I am determined to return with at least a peeling burn, so I spend the first after­noon lounging in the sun by the pool. A few fellow jugglers are chatting about the festival agenda over pitchers of beer provided by the Renegades.

 

We're talking a full schedule: Hawaiian theme competition ($200 first prize) on Tuesday, Club Renegade on Wednesday, public show in Hilo on Thursday and nightly parties with Bosco's one-man band.

 

Daily excursions are also planned to Volcano National Park, queen's bath, the boiling pots, the steam vents, hot cave, green lake and Thurston lava tubes.

 

Talk turns to the hot lava excursions which leave nightly at 3 a.m. Apparently small groups of people are hiking up to the lava flows to melt their shoes off. Well, that's out of the question! I tell myself I will not risk my neck juggling on hot lava.

 

The Hawaiian theme competitions are very entertaining, though conservatively judged. Most of the acts are new pieces with lots of improvisation.

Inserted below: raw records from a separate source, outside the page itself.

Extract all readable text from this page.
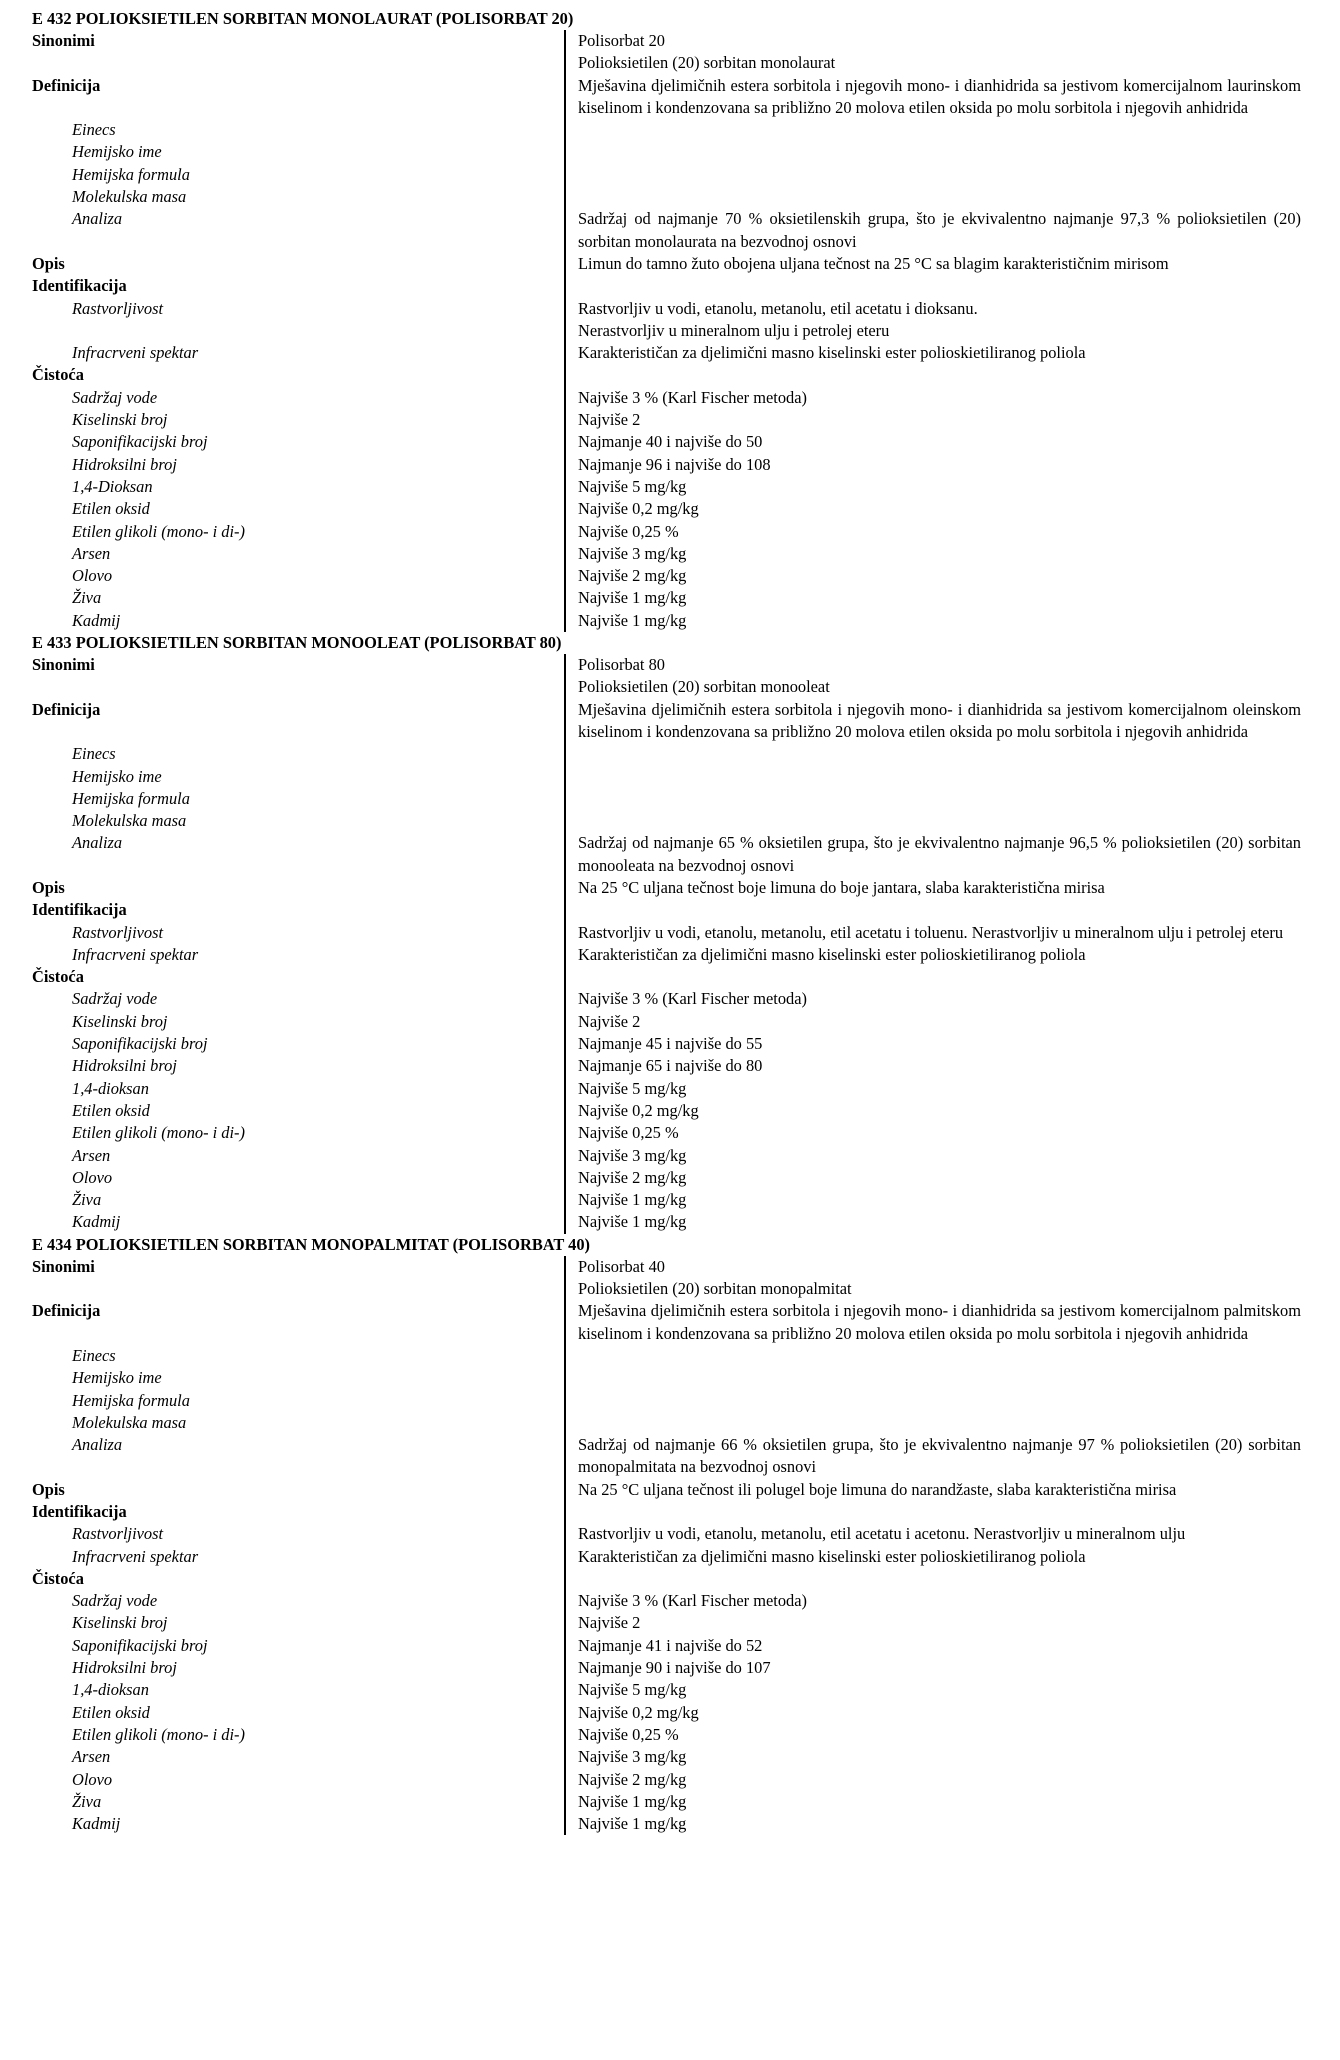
E 432 POLIOKSIETILEN SORBITAN MONOLAURAT (POLISORBAT 20)
Sinonimi	Polisorbat 20
Polioksietilen (20) sorbitan monolaurat
Definicija	Mješavina djelimičnih estera sorbitola i njegovih mono- i dianhidrida sa jestivom komercijalnom laurinskom kiselinom i kondenzovana sa približno 20 molova etilen oksida po molu sorbitola i njegovih anhidrida
Einecs

Hemijsko ime

Hemijska formula

Molekulska masa

Analiza	Sadržaj od najmanje 70 % oksietilenskih grupa, što je ekvivalentno najmanje 97,3 % polioksietilen (20) sorbitan monolaurata na bezvodnoj osnovi
Opis	Limun do tamno žuto obojena uljana tečnost na 25 °C sa blagim karakterističnim mirisom
Identifikacija

Rastvorljivost	Rastvorljiv u vodi, etanolu, metanolu, etil acetatu i dioksanu.
Nerastvorljiv u mineralnom ulju i petrolej eteru
Infracrveni spektar	Karakterističan za djelimični masno kiselinski ester polioskietiliranog poliola
Čistoća

Sadržaj vode	Najviše 3 % (Karl Fischer metoda)
Kiselinski broj	Najviše 2
Saponifikacijski broj	Najmanje 40 i najviše do 50
Hidroksilni broj	Najmanje 96 i najviše do 108
1,4-Dioksan	Najviše 5 mg/kg
Etilen oksid	Najviše 0,2 mg/kg
Etilen glikoli (mono- i di-)	Najviše 0,25 %
Arsen	Najviše 3 mg/kg
Olovo	Najviše 2 mg/kg
Živa	Najviše 1 mg/kg
Kadmij	Najviše 1 mg/kg
E 433 POLIOKSIETILEN SORBITAN MONOOLEAT (POLISORBAT 80)
Sinonimi	Polisorbat 80
Polioksietilen (20) sorbitan monooleat
Definicija	Mješavina djelimičnih estera sorbitola i njegovih mono- i dianhidrida sa jestivom komercijalnom oleinskom kiselinom i kondenzovana sa približno 20 molova etilen oksida po molu sorbitola i njegovih anhidrida
Einecs

Hemijsko ime

Hemijska formula

Molekulska masa

Analiza	Sadržaj od najmanje 65 % oksietilen grupa, što je ekvivalentno najmanje 96,5 % polioksietilen (20) sorbitan monooleata na bezvodnoj osnovi
Opis	Na 25 °C uljana tečnost boje limuna do boje jantara, slaba karakteristična mirisa
Identifikacija

Rastvorljivost	Rastvorljiv u vodi, etanolu, metanolu, etil acetatu i toluenu. Nerastvorljiv u mineralnom ulju i petrolej eteru
Infracrveni spektar	Karakterističan za djelimični masno kiselinski ester polioskietiliranog poliola
Čistoća

Sadržaj vode	Najviše 3 % (Karl Fischer metoda)
Kiselinski broj	Najviše 2
Saponifikacijski broj	Najmanje 45 i najviše do 55
Hidroksilni broj	Najmanje 65 i najviše do 80
1,4-dioksan	Najviše 5 mg/kg
Etilen oksid	Najviše 0,2 mg/kg
Etilen glikoli (mono- i di-)	Najviše 0,25 %
Arsen	Najviše 3 mg/kg
Olovo	Najviše 2 mg/kg
Živa	Najviše 1 mg/kg
Kadmij	Najviše 1 mg/kg
E 434 POLIOKSIETILEN SORBITAN MONOPALMITAT (POLISORBAT 40)
Sinonimi	Polisorbat 40
Polioksietilen (20) sorbitan monopalmitat
Definicija	Mješavina djelimičnih estera sorbitola i njegovih mono- i dianhidrida sa jestivom komercijalnom palmitskom kiselinom i kondenzovana sa približno 20 molova etilen oksida po molu sorbitola i njegovih anhidrida
Einecs

Hemijsko ime

Hemijska formula

Molekulska masa

Analiza	Sadržaj od najmanje 66 % oksietilen grupa, što je ekvivalentno najmanje 97 % polioksietilen (20) sorbitan monopalmitata na bezvodnoj osnovi
Opis	Na 25 °C uljana tečnost ili polugel boje limuna do narandžaste, slaba karakteristična mirisa
Identifikacija

Rastvorljivost	Rastvorljiv u vodi, etanolu, metanolu, etil acetatu i acetonu. Nerastvorljiv u mineralnom ulju
Infracrveni spektar	Karakterističan za djelimični masno kiselinski ester polioskietiliranog poliola
Čistoća

Sadržaj vode	Najviše 3 % (Karl Fischer metoda)
Kiselinski broj	Najviše 2
Saponifikacijski broj	Najmanje 41 i najviše do 52
Hidroksilni broj	Najmanje 90 i najviše do 107
1,4-dioksan	Najviše 5 mg/kg
Etilen oksid	Najviše 0,2 mg/kg
Etilen glikoli (mono- i di-)	Najviše 0,25 %
Arsen	Najviše 3 mg/kg
Olovo	Najviše 2 mg/kg
Živa	Najviše 1 mg/kg
Kadmij	Najviše 1 mg/kg
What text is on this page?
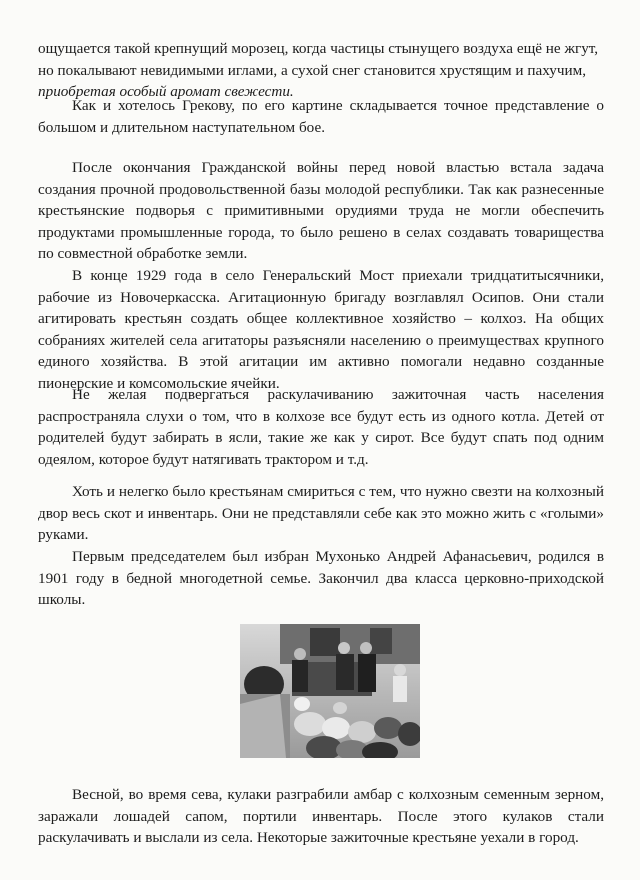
ощущается такой крепнущий морозец, когда частицы стынущего воздуха ещё не жгут,
но покалывают невидимыми иглами, а сухой снег становится хрустящим и пахучим,
приобретая особый аромат свежести.

Как и хотелось Грекову, по его картине складывается точное представление о большом и длительном наступательном бое.

После окончания Гражданской войны перед новой властью встала задача создания прочной продовольственной базы молодой республики. Так как разнесенные крестьянские подворья с примитивными орудиями труда не могли обеспечить продуктами промышленные города, то было решено в селах создавать товарищества по совместной обработке земли.

В конце 1929 года в село Генеральский Мост приехали тридцатитысячники, рабочие из Новочеркасска. Агитационную бригаду возглавлял Осипов. Они стали агитировать крестьян создать общее коллективное хозяйство – колхоз. На общих собраниях жителей села агитаторы разъясняли населению о преимуществах крупного единого хозяйства. В этой агитации им активно помогали недавно созданные пионерские и комсомольские ячейки.

Не желая подвергаться раскулачиванию зажиточная часть населения распространяла слухи о том, что в колхозе все будут есть из одного котла. Детей от родителей будут забирать в ясли, такие же как у сирот. Все будут спать под одним одеялом, которое будут натягивать трактором и т.д.

Хоть и нелегко было крестьянам смириться с тем, что нужно свезти на колхозный двор весь скот и инвентарь. Они не представляли себе как это можно жить с «голыми» руками.

Первым председателем был избран Мухонько Андрей Афанасьевич, родился в 1901 году в бедной многодетной семье. Закончил два класса церковно-приходской школы.

Весной, во время сева, кулаки разграбили амбар с колхозным семенным зерном, заражали лошадей сапом, портили инвентарь. После этого кулаков стали раскулачивать и выслали из села. Некоторые зажиточные крестьяне уехали в город.
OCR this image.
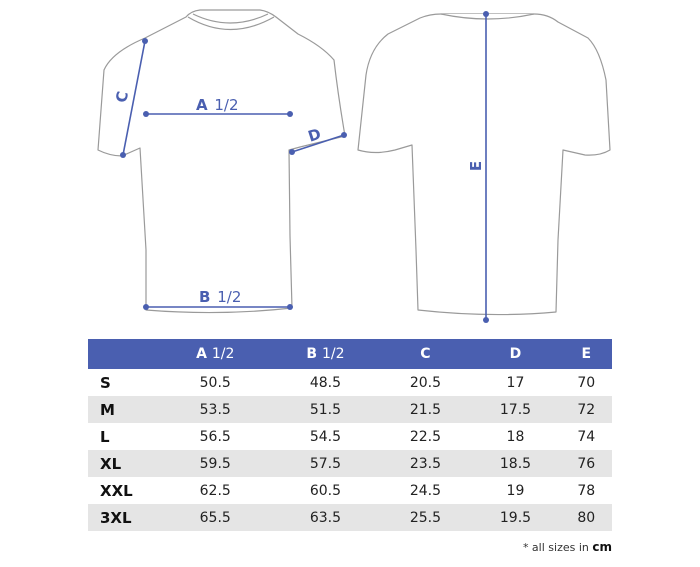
A 1/2
B 1/2
C
D
E
	A 1/2	B 1/2	C	D	E
S	50.5	48.5	20.5	17	70
M	53.5	51.5	21.5	17.5	72
L	56.5	54.5	22.5	18	74
XL	59.5	57.5	23.5	18.5	76
XXL	62.5	60.5	24.5	19	78
3XL	65.5	63.5	25.5	19.5	80
* all sizes in cm
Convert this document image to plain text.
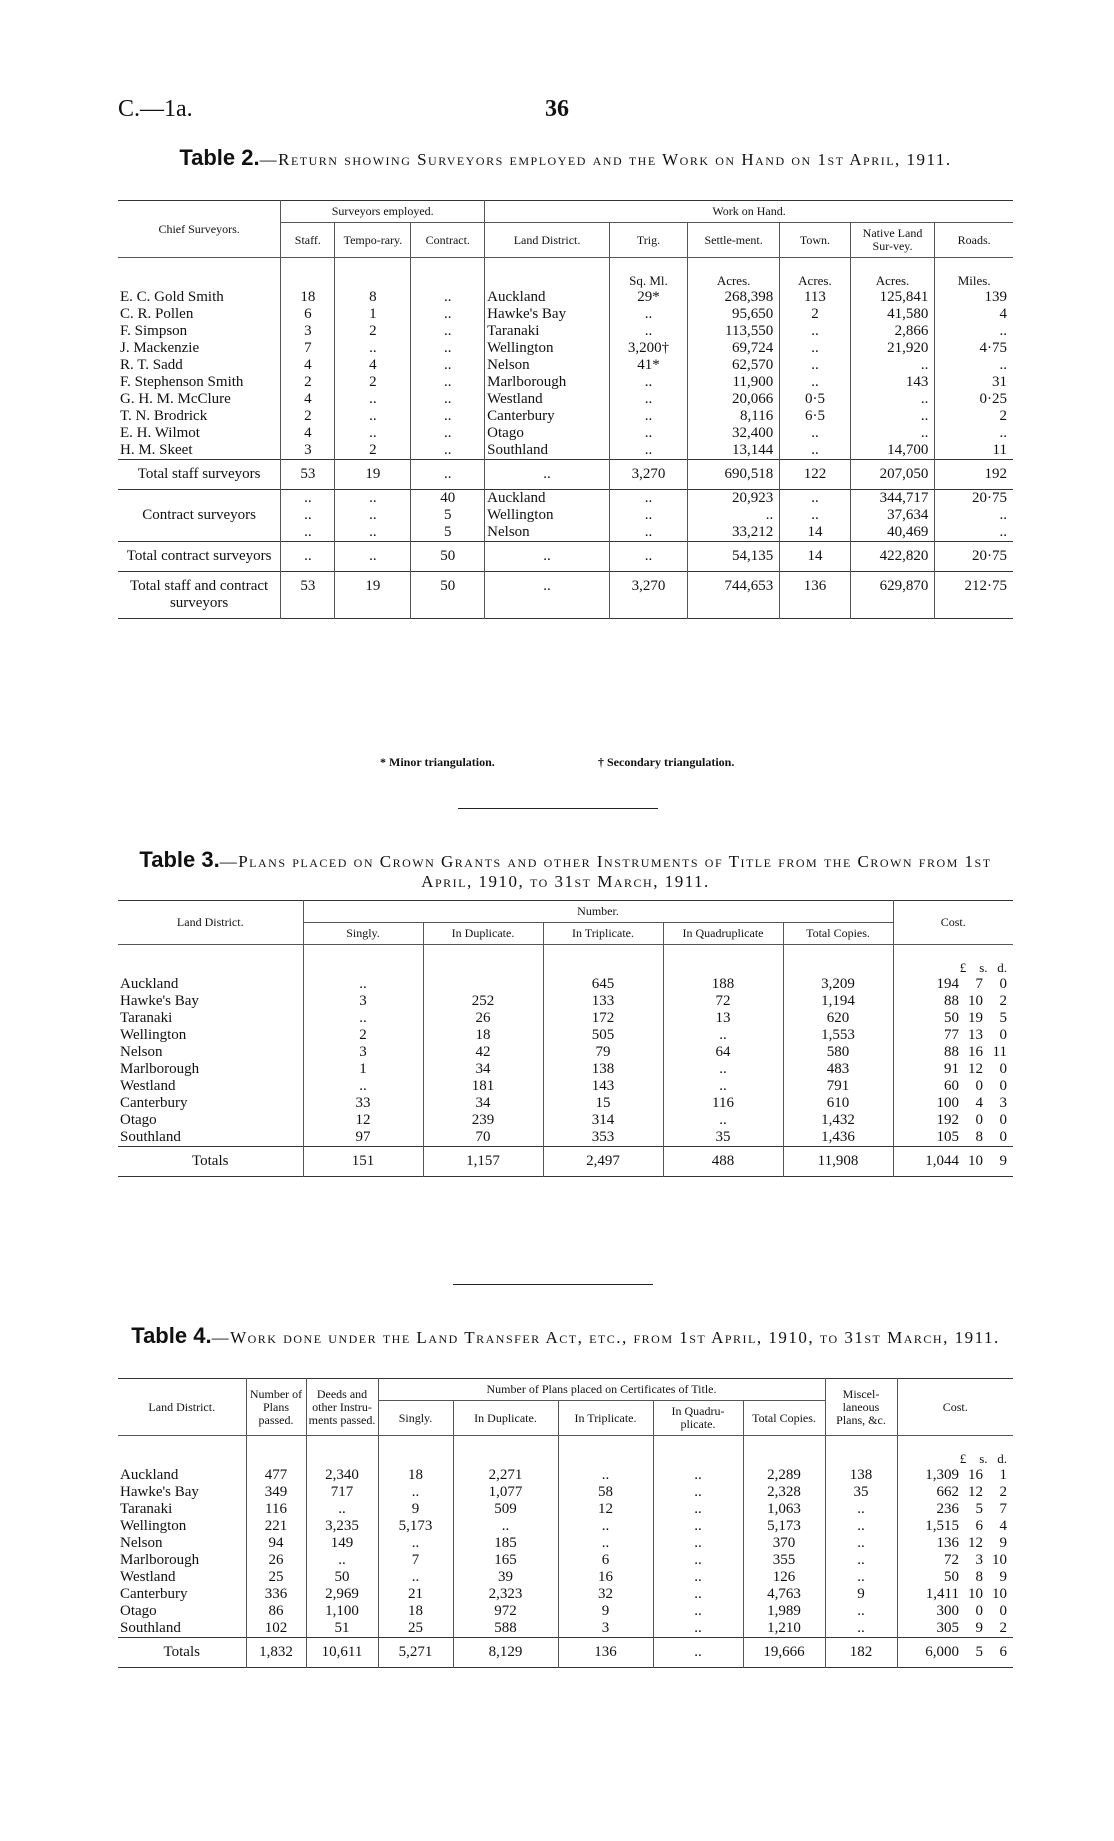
C.—1a.	36
Table 2.—Return showing Surveyors employed and the Work on Hand on 1st April, 1911.
Chief Surveyors.	Surveyors employed.			Work on Hand.					
	Staff.	Tempo-rary.	Contract.	Land District.	Trig.	Settle-ment.	Town.	Native Land Sur-vey.	Roads.
					Sq. Ml.	Acres.	Acres.	Acres.	Miles.
E. C. Gold Smith	18	8	..	Auckland	29*	268,398	113	125,841	139
C. R. Pollen	6	1	..	Hawke's Bay	..	95,650	2	41,580	4
F. Simpson	3	2	..	Taranaki	..	113,550	..	2,866	..
J. Mackenzie	7	..	..	Wellington	3,200†	69,724	..	21,920	4·75
R. T. Sadd	4	4	..	Nelson	41*	62,570	..	..	..
F. Stephenson Smith	2	2	..	Marlborough	..	11,900	..	143	31
G. H. M. McClure	4	..	..	Westland	..	20,066	0·5	..	0·25
T. N. Brodrick	2	..	..	Canterbury	..	8,116	6·5	..	2
E. H. Wilmot	4	..	..	Otago	..	32,400	..	..	..
H. M. Skeet	3	2	..	Southland	..	13,144	..	14,700	11
Total staff surveyors	53	19	..	..	3,270	690,518	122	207,050	192
Contract surveyors	..	..	40	Auckland	..	20,923	..	344,717	20·75
	..	..	5	Wellington	..	..	..	37,634	..
	..	..	5	Nelson	..	33,212	14	40,469	..
Total contract surveyors	..	..	50	..	..	54,135	14	422,820	20·75
Total staff and contract surveyors	53	19	50	..	3,270	744,653	136	629,870	212·75
* Minor triangulation.	† Secondary triangulation.
Table 3.—Plans placed on Crown Grants and other Instruments of Title from the Crown from 1st April, 1910, to 31st March, 1911.
Land District.	Number.					Cost.
	Singly.	In Duplicate.	In Triplicate.	In Quadruplicate	Total Copies.	
						£ s. d.
Auckland	..		645	188	3,209	194 7 0
Hawke's Bay	3	252	133	72	1,194	88 10 2
Taranaki	..	26	172	13	620	50 19 5
Wellington	2	18	505	..	1,553	77 13 0
Nelson	3	42	79	64	580	88 16 11
Marlborough	1	34	138	..	483	91 12 0
Westland	..	181	143	..	791	60 0 0
Canterbury	33	34	15	116	610	100 4 3
Otago	12	239	314	..	1,432	192 0 0
Southland	97	70	353	35	1,436	105 8 0
Totals	151	1,157	2,497	488	11,908	1,044 10 9
Table 4.—Work done under the Land Transfer Act, etc., from 1st April, 1910, to 31st March, 1911.
Land District.	Number of Plans passed.	Deeds and other Instru-ments passed.	Number of Plans placed on Certificates of Title.					Miscel-laneous Plans, &c.	Cost.
			Singly.	In Duplicate.	In Triplicate.	In Quadru-plicate.	Total Copies.		
									£ s. d.
Auckland	477	2,340	18	2,271	..	..	2,289	138	1,309 16 1
Hawke's Bay	349	717	..	1,077	58	..	2,328	35	662 12 2
Taranaki	116	..	9	509	12	..	1,063	..	236 5 7
Wellington	221	3,235	5,173	..	..	..	5,173	..	1,515 6 4
Nelson	94	149	..	185	..	..	370	..	136 12 9
Marlborough	26	..	7	165	6	..	355	..	72 3 10
Westland	25	50	..	39	16	..	126	..	50 8 9
Canterbury	336	2,969	21	2,323	32	..	4,763	9	1,411 10 10
Otago	86	1,100	18	972	9	..	1,989	..	300 0 0
Southland	102	51	25	588	3	..	1,210	..	305 9 2
Totals	1,832	10,611	5,271	8,129	136	..	19,666	182	6,000 5 6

Susan Boyce and Brian Jones's tap dance a cappella number, which takes first prize, is a clean professional performance. I prefer the wild comedy stuff, like The Bohemians' two­part act, "Half-Monkey, Half-Spider, Half-Man" and "Aloha Full Moon."

 

The Renegades (last year's winners) perform a slap-stick surfing act where they attempt juggling in a heavy swell. The entire event is on film and video copies can be purchased from the Hawaiian Vaudeville Company, Honokaa, HI.

 

It is 3 a.m. Why am I up? Most of all, why am I in this van on my way to juggle on hot lava? My cries for mercy are met with tired satanic laughter.

 

After a long and bumpy drive, the vans come to a stop and all 20 suicidal jugglers pile out. We are given a quick lecture, possibly our last, about the perilous journey ahead. We must walk several miles along a dirt road, cross the half-mile "a'a" flow and then walk up the moun­tain over a pahoehoe flow.

 

Walking on "a'a" turns out to be like walking on mounds of broken glass or strolling through a razor blade recycling center. One slip and you're finished! The next catch is that when you walk on the pahoehoe flow you must tap your walking stick in front of you to detect thin spots where you could fall through into the white hot lava below.

 

The first part of the journey up the road is a piece of cake. The "a'a" is scary but passable. The walk up the pahoehoe is risky, but fun. New flows in the distance glow like city lights. When we reach the live flows there is an eerie peacefulness. The flow moves in a slow but decisive way.

 

In next to no time we bring out the white gas and juggling torches. All fear is set aside as a hot lava juggling frenzy ensues. Peoples' shoes smoke as they juggle on the hot flow. Jugglers run toward the flow with sticks, jabbing, poking and joking.

Poking around in hot lava without getting burned.